ACTIVITIES: Along the riverfront you will find more than just water. Don’t miss the Audubon Aquarium, especially on a rainy day. There are a great number of species to see. Kids love the place and adults become kids while viewing all the varied life forms. Nearby is the steamboat Natchez offering two daily jazz cruises and one evening dinner jazz cruise. The Creole Queen also offers a Mississippi River exploration cruise as well as a dinner cruise. The riverfront has a winding brick path with lamps and flags and benches to rest and watch the river traffic pass you by. The Riverwalk Marketplace contains high-end shops and many eateries including a mini Café du Monde to satisfy your beignet fix. Along Decatur Street and fronted by a line of carriages waiting to take you on a grand tour is Jackson Square and the St Louis Cathedral calling on all cameras for a photo stop which is even more beautiful when the skies are not cloudy all day. On the weekend local artists display their hard work for your home decorating pleasures. All streets are alive and more crowded on the weekends, but the excitement brings out the spirit of the city and the crowds are not bothersome. Jump on the streetcar ($1.25 per person each way/stop) on St Charles Ave and enjoy a scenic ride on your way to the Audubon Zoo on Magazine Street. This is one of my favorite zoos and is a must see if visiting New Orleans more than a couple of days. Audubon also has an Insectarium located on Canal Street. We did not visit the Insectarium, but the line indicated it is popular. Louis Armstrong Park, along N Rampart Street, is a short walk and a relaxing place to stroll and enjoy a quiet break from the populous French Quarter. You can discover the French Market on your stroll on Decatur Street and N Peters Street. Food and souvenirs at reasonable prices fill the covered shopping arena and if it is a typical hot and humid day, stop at a snowball cart and choose your flavor for a cold, refreshing treat. Near the cruise ship terminal is Mardi Gras world offers a glimpse into the preparations and planning that make the Mardi Gras parade so popular. No matter how long your stay in New Orleans, there are plenty of activities to keep you as busy and occupied as you desire.

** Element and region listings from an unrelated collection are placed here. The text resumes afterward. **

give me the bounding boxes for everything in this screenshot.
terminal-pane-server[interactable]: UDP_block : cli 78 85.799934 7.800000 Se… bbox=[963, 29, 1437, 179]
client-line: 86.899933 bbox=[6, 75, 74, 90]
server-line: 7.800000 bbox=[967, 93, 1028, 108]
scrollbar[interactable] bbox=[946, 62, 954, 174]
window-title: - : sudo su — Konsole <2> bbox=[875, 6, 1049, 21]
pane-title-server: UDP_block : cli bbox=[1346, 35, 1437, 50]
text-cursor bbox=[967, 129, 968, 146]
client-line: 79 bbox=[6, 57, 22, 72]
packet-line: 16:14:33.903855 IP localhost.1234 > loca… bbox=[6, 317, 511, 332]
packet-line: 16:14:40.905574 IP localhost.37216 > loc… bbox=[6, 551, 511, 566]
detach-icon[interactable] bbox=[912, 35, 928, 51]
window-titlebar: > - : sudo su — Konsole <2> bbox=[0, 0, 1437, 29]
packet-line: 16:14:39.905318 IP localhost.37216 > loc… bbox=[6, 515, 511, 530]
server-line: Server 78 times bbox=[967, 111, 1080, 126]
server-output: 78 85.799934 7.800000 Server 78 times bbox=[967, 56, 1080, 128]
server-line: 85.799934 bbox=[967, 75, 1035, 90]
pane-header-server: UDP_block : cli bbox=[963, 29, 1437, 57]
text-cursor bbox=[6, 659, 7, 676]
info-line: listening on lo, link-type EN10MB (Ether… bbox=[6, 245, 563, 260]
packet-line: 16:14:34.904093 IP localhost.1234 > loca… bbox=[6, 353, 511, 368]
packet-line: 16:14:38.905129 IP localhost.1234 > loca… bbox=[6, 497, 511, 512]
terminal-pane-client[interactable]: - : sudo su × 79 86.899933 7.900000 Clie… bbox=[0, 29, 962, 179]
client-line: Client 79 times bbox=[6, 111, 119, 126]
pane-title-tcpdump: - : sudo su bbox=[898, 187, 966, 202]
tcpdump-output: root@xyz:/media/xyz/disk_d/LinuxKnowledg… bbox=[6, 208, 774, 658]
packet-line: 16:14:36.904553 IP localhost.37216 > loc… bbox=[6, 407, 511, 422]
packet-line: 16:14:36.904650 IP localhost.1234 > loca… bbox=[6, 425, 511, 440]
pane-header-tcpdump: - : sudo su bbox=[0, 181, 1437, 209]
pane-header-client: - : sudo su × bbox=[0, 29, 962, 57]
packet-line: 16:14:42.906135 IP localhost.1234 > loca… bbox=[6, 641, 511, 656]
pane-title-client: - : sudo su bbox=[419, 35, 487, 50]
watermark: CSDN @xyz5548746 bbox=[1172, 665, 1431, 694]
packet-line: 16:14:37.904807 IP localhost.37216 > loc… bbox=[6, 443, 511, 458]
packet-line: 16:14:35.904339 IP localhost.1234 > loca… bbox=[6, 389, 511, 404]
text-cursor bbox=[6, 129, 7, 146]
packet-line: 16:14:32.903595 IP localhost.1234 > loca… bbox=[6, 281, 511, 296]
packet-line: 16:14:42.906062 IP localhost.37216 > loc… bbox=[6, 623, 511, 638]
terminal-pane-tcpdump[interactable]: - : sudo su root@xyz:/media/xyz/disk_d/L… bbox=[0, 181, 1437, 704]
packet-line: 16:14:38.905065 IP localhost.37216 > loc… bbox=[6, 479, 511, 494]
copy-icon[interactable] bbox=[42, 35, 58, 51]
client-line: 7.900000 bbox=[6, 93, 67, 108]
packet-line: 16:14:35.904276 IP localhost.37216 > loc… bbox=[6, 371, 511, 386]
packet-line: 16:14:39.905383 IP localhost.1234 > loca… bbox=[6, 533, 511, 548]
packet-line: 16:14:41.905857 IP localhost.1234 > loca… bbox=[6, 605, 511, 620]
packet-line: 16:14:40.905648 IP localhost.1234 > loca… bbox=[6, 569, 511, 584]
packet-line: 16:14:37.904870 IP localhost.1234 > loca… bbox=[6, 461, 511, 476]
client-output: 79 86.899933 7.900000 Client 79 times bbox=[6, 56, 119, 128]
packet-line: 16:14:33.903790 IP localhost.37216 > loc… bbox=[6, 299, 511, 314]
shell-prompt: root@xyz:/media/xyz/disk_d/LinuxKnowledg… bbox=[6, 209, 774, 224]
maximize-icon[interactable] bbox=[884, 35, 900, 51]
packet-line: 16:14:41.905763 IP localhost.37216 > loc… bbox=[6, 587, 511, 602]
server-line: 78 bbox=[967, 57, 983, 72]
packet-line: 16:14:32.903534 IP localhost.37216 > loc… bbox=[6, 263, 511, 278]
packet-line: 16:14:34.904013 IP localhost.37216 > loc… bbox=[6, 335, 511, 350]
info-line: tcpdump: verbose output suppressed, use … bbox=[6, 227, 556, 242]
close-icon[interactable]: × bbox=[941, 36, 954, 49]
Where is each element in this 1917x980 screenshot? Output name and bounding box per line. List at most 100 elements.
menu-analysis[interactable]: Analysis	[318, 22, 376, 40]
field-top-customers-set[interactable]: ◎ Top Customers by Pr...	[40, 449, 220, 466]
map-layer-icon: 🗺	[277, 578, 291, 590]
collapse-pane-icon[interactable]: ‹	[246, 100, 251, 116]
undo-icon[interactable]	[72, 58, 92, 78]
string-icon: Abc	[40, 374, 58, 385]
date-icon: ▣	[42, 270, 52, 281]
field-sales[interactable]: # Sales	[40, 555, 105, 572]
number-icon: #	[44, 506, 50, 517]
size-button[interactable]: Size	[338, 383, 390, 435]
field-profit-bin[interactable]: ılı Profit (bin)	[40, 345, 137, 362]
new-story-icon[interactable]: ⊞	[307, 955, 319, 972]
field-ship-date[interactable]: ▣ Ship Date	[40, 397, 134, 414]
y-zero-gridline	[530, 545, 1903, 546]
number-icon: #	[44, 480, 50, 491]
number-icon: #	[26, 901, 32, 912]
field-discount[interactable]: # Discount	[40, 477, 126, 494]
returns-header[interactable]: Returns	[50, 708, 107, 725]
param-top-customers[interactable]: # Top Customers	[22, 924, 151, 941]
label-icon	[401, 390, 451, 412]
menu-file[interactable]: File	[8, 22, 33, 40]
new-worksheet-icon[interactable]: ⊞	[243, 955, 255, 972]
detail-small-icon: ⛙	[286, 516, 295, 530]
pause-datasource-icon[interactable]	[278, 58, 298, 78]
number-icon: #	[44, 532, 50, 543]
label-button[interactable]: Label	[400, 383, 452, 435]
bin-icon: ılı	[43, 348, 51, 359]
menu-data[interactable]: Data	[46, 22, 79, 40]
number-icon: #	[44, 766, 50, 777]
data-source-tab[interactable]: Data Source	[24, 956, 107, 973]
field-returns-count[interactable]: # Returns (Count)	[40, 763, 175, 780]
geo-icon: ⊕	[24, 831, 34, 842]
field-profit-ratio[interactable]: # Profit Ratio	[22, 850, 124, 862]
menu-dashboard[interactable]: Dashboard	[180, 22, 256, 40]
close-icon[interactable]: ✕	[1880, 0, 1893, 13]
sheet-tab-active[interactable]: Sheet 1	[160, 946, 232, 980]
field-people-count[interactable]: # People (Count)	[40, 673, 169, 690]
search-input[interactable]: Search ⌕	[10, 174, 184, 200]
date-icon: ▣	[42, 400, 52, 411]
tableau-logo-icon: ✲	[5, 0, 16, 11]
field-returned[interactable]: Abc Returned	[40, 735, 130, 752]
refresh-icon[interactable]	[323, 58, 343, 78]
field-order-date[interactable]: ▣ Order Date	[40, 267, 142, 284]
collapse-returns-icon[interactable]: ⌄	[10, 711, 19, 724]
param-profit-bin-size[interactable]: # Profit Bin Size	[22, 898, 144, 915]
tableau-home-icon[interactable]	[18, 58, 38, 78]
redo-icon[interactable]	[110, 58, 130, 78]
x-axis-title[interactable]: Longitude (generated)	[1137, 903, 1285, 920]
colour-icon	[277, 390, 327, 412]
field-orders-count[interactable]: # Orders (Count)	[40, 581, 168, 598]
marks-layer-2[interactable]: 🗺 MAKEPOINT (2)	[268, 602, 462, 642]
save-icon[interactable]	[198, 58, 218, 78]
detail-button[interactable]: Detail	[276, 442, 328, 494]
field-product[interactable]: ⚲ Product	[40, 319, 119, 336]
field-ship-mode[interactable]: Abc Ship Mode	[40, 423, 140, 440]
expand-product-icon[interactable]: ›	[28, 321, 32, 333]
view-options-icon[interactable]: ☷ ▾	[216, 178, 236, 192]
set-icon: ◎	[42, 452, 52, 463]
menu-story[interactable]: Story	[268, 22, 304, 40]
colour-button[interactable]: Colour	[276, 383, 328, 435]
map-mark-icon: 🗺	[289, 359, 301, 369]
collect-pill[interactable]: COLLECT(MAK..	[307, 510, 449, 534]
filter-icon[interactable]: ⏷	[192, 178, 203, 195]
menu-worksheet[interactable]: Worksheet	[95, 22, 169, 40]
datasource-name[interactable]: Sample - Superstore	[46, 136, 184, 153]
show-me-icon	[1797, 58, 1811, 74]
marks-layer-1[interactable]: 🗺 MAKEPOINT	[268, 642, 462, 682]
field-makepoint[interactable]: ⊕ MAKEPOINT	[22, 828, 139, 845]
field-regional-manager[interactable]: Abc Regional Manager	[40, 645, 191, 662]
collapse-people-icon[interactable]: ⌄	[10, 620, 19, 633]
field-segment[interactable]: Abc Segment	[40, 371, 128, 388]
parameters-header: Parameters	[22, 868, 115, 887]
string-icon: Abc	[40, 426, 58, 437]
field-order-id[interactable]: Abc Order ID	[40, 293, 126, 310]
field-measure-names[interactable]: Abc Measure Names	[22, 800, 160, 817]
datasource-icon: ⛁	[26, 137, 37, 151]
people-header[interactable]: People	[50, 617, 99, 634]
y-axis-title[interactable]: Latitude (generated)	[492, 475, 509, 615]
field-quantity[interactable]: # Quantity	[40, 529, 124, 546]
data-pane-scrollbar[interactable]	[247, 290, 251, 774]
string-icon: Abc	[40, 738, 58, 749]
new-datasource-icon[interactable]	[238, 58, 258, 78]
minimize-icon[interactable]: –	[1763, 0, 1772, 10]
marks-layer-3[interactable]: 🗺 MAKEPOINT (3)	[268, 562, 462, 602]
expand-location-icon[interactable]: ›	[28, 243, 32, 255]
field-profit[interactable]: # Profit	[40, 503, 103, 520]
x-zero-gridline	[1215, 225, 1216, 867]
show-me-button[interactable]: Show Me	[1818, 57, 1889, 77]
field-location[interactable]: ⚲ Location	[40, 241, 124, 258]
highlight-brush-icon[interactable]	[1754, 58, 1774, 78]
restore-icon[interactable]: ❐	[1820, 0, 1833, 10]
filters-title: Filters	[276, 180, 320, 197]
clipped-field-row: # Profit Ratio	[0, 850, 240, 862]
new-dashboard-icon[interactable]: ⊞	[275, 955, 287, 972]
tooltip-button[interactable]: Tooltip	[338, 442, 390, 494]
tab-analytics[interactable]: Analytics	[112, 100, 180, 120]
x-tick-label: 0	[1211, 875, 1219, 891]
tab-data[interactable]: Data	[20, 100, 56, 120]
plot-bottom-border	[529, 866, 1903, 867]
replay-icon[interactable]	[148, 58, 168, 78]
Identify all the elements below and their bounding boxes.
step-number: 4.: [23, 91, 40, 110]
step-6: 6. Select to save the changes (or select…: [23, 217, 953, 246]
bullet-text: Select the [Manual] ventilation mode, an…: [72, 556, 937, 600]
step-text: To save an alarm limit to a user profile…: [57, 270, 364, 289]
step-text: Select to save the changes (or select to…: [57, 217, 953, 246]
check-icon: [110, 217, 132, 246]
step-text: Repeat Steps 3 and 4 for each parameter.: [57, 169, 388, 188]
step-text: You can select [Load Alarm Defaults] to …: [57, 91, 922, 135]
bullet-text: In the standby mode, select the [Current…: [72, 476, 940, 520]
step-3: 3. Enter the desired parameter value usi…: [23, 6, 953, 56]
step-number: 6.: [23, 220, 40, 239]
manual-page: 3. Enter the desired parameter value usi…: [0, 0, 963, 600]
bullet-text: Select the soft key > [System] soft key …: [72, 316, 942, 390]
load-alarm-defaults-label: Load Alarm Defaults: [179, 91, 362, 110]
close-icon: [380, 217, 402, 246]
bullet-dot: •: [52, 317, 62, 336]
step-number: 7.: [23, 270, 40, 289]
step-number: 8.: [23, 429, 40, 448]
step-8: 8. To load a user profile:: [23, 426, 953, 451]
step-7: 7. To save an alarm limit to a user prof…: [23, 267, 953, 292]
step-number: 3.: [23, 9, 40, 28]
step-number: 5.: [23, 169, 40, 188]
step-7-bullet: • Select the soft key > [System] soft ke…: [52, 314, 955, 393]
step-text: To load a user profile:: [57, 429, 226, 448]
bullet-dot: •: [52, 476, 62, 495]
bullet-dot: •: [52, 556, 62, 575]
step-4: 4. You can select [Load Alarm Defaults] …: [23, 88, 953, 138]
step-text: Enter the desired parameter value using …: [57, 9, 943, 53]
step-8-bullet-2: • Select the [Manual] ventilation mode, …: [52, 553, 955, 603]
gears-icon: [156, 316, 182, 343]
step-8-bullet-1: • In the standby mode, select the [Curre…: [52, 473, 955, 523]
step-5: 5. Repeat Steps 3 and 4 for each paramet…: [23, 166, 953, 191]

NIGHTLIFE: Synonymous with New Orleans is jazz, Mardi Gras, and Bourbon Street. Frenchman Street is popular with locals for jazz and blues, but Bourbon Street grabs the attention. New Orleans supplies nightlife to satisfy all. Day or night you can take your drink with you while exploring the sights. You cannot carry an open bottle, but carrying a cocktail while exploring the city is common and not having one in your hand makes you feel like you are missing something; plus, a nice frozen drink in your hand helps to keep you cool. In the evening Bourbon Street is blocked off to auto traffic. Caution is needed at the intersections as perpendicular streets still have moving traffic albeit very slow with the large crowds enjoying the sights and sounds. Jazz, blues, country, and rock can be found on Bourbon Street. Enjoy the jazz bands that suddenly appear on the street to play for your enjoyment. There are two popular drinks that are well marketed and are must tries: the hand grenade found at any Tropical Isle establishment and the Hurricane found at Pat O’Brien’s. The hand grenade is a powerful drink in a tall vessel with the bottom shaped like a hand grenade. The ingredients are a secret (even the number of shots in the drink are secret), but the drink is very refreshing and will catch up to you quickly. The Hurricane is also a potent drink that may make you stumble after indulging in too many; however, while the ingredients are no secret, the proportions are, but you can buy the powder mix to take home with you. There are many different places to spend your evening, but I recommend Pat O’Brien’s piano bar for a great time: have a few Hurricanes, request a song, and sing along with the crowd. As you stumble home from your evening, on almost every corner you will find a Lucky Dog hotdog cart just in case you need something to absorb the alcohol. There are so many places to visit in a short period of time it can be difficult to capture the vibe if you only spend a short time at each place, so pick one or two that peaks your interests and enjoy a great time.
New Orleans is a great historical city with so much to offer one day cannot cover it all. When planning your cruise allow enough time pre/post to enjoy all that New Orleans has to offer.